Autonomic function should be evaluated in patients with significant brainstem involvement.8 In this case, there was no autonomic dysfunction; hence, on changing the position from supine to prone, there was no significant hemodynamic instability.

CONCLUSION

In conclusion, ACM2 and its associated abnormalities pose various anesthetic challenges and the proper anesthetic management has not yet been established. Optimal patient outcome will be improved with an interdisciplinary team management including anesthesiology, neurology, and neurosurgery.

ACKNOWLEDGMENTS

The authors would like to thank the neurosurgeons Dr Dibanth Chakraborthy, Dr Sabyasachi Basu, and Dr Keshav for allowing us to publish this case report.

REFERENCES

1. Balaji K, Pratap R, et al. Anaesthetic management in a patient with Arnold-Chiari malformation type I and Syringomyelia. J Evol Med Dent Sci 2013;2(17):2908–2911.

2. Hassan A, Yaseen S, et al. Arnold-Chiari Malformation: Anatomical Variations and Latest Embryological Perspective. Review of Literature. Int J Contemp Med Res 2016;3(5):1489–1491.

3. Kural C, Solmaz I, et al. Evaluation and management of lumbosacral myelomeningoceles in children. Eurasian J Med 2015;47(3):174. DOI: 10.5152/eurasianjmed.2015.138.

4. Hidalgo JA, Varacallo M. Arnold-Chiari Malformation.
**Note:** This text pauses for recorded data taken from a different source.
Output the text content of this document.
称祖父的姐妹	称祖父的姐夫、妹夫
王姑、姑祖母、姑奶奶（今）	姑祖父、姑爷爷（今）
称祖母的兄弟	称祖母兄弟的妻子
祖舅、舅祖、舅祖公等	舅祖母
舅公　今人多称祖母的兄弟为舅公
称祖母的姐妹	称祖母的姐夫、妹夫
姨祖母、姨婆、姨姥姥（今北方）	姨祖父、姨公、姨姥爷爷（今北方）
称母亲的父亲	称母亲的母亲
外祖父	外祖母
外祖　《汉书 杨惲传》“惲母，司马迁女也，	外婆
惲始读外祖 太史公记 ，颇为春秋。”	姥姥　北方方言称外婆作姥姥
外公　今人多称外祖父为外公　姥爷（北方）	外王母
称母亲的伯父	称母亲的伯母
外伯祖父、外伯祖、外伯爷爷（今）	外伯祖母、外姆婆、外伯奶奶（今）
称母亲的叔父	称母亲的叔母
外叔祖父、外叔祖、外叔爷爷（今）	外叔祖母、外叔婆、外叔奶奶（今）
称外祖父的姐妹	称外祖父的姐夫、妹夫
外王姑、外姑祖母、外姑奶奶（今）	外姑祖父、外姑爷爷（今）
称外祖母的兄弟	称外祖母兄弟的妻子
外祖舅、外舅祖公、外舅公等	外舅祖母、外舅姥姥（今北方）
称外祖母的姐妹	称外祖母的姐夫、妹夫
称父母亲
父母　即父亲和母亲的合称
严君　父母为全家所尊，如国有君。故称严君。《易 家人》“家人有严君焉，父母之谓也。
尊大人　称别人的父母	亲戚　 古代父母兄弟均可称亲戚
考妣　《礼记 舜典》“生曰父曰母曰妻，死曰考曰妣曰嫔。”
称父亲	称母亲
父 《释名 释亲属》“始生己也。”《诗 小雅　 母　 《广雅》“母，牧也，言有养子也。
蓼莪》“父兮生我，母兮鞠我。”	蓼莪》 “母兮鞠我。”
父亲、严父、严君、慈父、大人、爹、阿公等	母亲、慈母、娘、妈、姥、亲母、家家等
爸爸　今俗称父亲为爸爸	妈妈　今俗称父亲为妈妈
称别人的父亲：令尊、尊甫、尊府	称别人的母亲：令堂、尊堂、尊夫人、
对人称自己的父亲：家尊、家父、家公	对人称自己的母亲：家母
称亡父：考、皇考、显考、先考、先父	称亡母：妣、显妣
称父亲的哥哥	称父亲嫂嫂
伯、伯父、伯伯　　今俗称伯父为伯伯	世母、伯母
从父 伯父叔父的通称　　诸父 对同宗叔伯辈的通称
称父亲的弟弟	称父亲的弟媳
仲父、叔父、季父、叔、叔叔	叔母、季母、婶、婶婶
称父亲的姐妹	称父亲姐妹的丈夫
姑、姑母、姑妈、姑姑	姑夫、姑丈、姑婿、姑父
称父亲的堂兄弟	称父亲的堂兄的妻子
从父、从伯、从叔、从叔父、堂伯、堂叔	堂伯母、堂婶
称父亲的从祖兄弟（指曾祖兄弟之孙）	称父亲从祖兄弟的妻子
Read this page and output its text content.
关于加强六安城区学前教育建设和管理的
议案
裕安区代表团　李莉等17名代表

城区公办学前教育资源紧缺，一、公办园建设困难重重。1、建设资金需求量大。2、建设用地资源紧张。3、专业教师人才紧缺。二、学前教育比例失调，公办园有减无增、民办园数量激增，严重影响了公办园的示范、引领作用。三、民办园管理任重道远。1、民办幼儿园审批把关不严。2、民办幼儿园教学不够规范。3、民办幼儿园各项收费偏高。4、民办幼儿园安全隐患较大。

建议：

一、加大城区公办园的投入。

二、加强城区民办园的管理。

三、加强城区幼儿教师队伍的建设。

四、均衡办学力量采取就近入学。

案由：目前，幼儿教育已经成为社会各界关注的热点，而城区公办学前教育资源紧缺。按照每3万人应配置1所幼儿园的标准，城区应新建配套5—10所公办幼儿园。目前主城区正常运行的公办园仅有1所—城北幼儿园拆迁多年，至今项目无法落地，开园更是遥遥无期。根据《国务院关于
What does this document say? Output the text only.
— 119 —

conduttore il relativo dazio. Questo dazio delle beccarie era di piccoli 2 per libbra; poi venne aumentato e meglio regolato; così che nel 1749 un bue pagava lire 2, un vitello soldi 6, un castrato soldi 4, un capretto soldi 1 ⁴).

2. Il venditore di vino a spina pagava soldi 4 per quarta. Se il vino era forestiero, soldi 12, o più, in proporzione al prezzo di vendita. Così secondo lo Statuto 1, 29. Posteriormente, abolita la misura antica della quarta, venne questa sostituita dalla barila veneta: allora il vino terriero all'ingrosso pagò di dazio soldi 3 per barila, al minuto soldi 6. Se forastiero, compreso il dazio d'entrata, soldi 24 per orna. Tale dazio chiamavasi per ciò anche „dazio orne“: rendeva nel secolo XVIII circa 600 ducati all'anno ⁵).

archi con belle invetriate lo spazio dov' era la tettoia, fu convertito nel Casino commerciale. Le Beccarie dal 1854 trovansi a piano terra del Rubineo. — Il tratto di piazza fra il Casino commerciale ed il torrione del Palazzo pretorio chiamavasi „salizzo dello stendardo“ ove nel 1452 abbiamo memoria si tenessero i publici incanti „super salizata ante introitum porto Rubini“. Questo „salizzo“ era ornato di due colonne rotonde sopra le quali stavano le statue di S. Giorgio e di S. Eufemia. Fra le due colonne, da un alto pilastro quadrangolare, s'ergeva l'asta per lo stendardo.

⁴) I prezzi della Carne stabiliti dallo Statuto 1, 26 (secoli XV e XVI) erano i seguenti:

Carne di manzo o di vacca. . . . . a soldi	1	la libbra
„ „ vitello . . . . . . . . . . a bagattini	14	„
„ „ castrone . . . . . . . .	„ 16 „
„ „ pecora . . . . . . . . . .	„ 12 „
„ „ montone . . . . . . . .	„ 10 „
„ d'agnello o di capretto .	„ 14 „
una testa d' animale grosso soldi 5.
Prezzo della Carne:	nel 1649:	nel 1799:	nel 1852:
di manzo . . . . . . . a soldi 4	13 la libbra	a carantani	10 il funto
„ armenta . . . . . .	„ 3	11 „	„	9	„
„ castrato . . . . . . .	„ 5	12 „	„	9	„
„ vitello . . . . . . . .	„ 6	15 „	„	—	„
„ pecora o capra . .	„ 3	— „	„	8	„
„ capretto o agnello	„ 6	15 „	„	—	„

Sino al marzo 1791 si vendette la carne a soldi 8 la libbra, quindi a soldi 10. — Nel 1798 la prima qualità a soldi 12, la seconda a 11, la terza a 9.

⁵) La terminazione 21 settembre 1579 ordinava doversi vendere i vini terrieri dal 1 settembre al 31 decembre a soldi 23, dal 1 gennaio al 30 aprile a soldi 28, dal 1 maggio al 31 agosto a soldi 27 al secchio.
Statpearls,Copyright © 2019, StatPearls Publishing LLC.

5. Stevenson KL. Chiari type II malformation: past, present and future. Neurosurg Focus 2004 Feb 15;16(2):E5.

6. Gammal EL, Mark EK, et al. MR imaging of Chiari II malformation. AJR Am J Roentgenol 1988;150:163–170. DOI: 10.2214/ajr.150.1.163

7. Rauzzino M, Oakes WJ. Chiari II malformation and syringomyelia. Neurosurg Clin N Am 1995;6:293–309.

8. Kim TY, Lee C, et al. Anesthetic management of a patient with Arnold-Chiari malformation type I with associated syringomyelia: A case report. Reg Anesth Pain Med 2012;7(2):166–169.